The game itself mimics this fractured structure with the TVs scattered throughout each level. As Max approaches the TV they play episodes of various TV shows: a blaxploitation procedural called Dick Justice, a costume drama known as Lords and Ladies, as well as the Twin Peaks– inspired Address Unknown. All of these disparate shows reflect back on Max in some way. Notably, Sam Lake no longer plays Max Payne in the comic book segments, but he shows up in the low-resolution frames of the television frequently. It’s a showcase of developer Remedy’s ongoing obsession with doubles and alternate selves. The magic here is that it is mostly internal and introspective, not literal. Max never encounters any literal doubles; instead, he feels torn, and the structure of the game itself twists and turns to accommodate that feeling.
That shifting sense of self comes with hard limits when it comes to gender. Early in the game, after some of the big bad’s henchmen murder a gun shop owner with ties to the Russian mob, Max remarks, “Like all things wrong in my life, it started with the death of a woman.” Max Payne’s usage of female characters merely as props or dead wives is obviously misogynistic, but the second game’s expanded cast leads to more complex characters and more damning problems.
Though Mona Sax is obviously an alternate version of Max in some sense, it’s his name that matters. Though multiple levels take place from her perspective, Max is always the one who narrates. She is clearly confident and powerful, but her story is nevertheless secondary. Ultimately, her death at the game’s end is a sign of Max’s own tortured cycles of violence and pain more than anything else. Still, she can live.

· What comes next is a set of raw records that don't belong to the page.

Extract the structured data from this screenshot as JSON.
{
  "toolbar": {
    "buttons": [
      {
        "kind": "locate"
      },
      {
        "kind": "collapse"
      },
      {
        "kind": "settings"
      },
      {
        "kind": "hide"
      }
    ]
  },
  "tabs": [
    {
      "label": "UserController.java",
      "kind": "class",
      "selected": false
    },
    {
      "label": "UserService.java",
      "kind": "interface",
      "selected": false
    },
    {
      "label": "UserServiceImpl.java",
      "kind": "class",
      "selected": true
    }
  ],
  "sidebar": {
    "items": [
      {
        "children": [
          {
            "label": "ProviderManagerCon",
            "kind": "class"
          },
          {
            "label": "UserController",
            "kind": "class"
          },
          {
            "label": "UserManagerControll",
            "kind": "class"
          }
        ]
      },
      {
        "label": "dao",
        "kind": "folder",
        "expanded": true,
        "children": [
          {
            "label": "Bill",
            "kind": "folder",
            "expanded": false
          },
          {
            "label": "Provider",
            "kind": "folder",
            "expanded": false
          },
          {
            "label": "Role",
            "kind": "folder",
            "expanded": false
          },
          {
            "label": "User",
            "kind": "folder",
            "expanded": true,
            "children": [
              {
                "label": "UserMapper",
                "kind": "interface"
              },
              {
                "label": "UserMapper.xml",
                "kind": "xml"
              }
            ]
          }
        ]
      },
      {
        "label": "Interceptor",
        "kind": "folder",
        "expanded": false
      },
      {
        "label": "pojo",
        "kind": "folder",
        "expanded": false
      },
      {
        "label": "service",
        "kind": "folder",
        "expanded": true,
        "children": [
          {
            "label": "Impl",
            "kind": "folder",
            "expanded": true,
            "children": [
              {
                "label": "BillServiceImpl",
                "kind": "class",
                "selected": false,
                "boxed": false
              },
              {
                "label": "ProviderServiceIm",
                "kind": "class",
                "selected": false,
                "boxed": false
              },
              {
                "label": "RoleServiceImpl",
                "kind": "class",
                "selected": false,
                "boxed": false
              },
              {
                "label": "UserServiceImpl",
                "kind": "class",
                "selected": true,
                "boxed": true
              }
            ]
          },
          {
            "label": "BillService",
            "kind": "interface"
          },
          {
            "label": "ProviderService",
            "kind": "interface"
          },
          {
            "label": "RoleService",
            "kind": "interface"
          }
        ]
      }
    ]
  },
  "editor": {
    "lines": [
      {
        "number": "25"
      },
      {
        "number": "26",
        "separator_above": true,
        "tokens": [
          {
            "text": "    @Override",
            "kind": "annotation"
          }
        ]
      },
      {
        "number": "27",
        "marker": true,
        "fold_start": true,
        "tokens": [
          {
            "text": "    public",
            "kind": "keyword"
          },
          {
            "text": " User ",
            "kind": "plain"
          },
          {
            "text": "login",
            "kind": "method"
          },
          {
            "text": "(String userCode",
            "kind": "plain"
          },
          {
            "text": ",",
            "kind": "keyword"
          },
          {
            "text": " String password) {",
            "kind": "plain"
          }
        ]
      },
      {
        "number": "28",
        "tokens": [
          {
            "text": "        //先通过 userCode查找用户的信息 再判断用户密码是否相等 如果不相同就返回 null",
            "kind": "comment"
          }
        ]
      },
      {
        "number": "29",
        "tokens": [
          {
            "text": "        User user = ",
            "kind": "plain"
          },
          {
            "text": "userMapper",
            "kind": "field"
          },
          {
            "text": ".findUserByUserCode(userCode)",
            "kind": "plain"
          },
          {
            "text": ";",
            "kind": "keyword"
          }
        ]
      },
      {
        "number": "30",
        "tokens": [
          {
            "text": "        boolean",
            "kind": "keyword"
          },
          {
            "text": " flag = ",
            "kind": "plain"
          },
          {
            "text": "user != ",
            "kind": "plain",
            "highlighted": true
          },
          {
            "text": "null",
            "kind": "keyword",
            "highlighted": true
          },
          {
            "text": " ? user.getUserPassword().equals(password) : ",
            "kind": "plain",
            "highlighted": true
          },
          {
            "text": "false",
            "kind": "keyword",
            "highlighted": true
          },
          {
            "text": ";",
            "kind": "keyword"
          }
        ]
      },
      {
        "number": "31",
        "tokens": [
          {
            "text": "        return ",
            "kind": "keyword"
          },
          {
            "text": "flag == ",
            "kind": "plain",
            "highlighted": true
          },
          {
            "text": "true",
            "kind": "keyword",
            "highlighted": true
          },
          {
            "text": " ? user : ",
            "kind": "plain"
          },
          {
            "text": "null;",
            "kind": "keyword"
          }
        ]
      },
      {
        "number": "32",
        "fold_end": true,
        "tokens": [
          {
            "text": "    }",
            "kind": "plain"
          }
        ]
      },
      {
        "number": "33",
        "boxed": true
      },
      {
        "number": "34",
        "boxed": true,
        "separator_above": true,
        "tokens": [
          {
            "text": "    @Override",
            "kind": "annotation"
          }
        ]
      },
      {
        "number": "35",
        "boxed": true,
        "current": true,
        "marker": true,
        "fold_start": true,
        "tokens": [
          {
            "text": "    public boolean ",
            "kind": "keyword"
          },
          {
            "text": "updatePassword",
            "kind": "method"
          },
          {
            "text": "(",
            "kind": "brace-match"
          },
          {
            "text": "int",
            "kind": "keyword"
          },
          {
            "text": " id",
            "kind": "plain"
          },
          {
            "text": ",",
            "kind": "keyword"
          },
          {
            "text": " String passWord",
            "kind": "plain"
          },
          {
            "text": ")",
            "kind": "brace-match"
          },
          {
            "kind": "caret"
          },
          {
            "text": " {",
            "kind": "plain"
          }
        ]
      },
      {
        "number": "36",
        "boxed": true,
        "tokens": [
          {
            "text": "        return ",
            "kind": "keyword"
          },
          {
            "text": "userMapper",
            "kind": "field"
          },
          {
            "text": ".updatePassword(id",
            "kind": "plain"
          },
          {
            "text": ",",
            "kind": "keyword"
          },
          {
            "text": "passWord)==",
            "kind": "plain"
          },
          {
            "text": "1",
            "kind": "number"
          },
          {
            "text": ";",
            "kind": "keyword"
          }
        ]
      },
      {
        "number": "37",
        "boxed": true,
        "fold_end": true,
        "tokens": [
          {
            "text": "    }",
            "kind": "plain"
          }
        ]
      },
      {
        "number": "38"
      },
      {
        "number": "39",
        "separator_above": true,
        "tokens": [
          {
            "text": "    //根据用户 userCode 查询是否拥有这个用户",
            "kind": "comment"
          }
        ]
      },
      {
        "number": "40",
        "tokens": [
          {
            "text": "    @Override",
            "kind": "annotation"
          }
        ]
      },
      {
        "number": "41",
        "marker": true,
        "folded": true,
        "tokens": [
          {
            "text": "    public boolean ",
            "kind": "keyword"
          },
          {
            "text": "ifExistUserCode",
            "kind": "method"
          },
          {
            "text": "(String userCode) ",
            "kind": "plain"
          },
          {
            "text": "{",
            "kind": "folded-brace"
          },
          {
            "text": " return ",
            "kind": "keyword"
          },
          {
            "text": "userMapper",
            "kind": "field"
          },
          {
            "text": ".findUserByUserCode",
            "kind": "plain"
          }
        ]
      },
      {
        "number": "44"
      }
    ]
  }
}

Playing the game on the highest difficulty settings unlocks a secret ending where she miraculously survives. While the dialogue frames it as an undeserved miracle, the game makes it into a contest of Max’s own will — one that is still futile, as Mona is canonically dead in Max Payne 3. Though Mona and Max start to share a shifting self, it dies by the game’s end.
Max Payne 2 is at once additive and reductive. In its emphasis on a more personal structure, it loses the strong meta elements of the original. It also gains an equally haunting and hilarious psychology, filtered through the refined, silly tropes of television and pop culture. It loses the charming DIY aesthetic for an even more striking, gritty look. Its expansion of the supporting cast emphasizes the franchise’s misogyny, but also frees up its narrative and gives space and power to its female characters. Like any future version of Max Payne, you can feel what it chooses to preserve and what it left behind.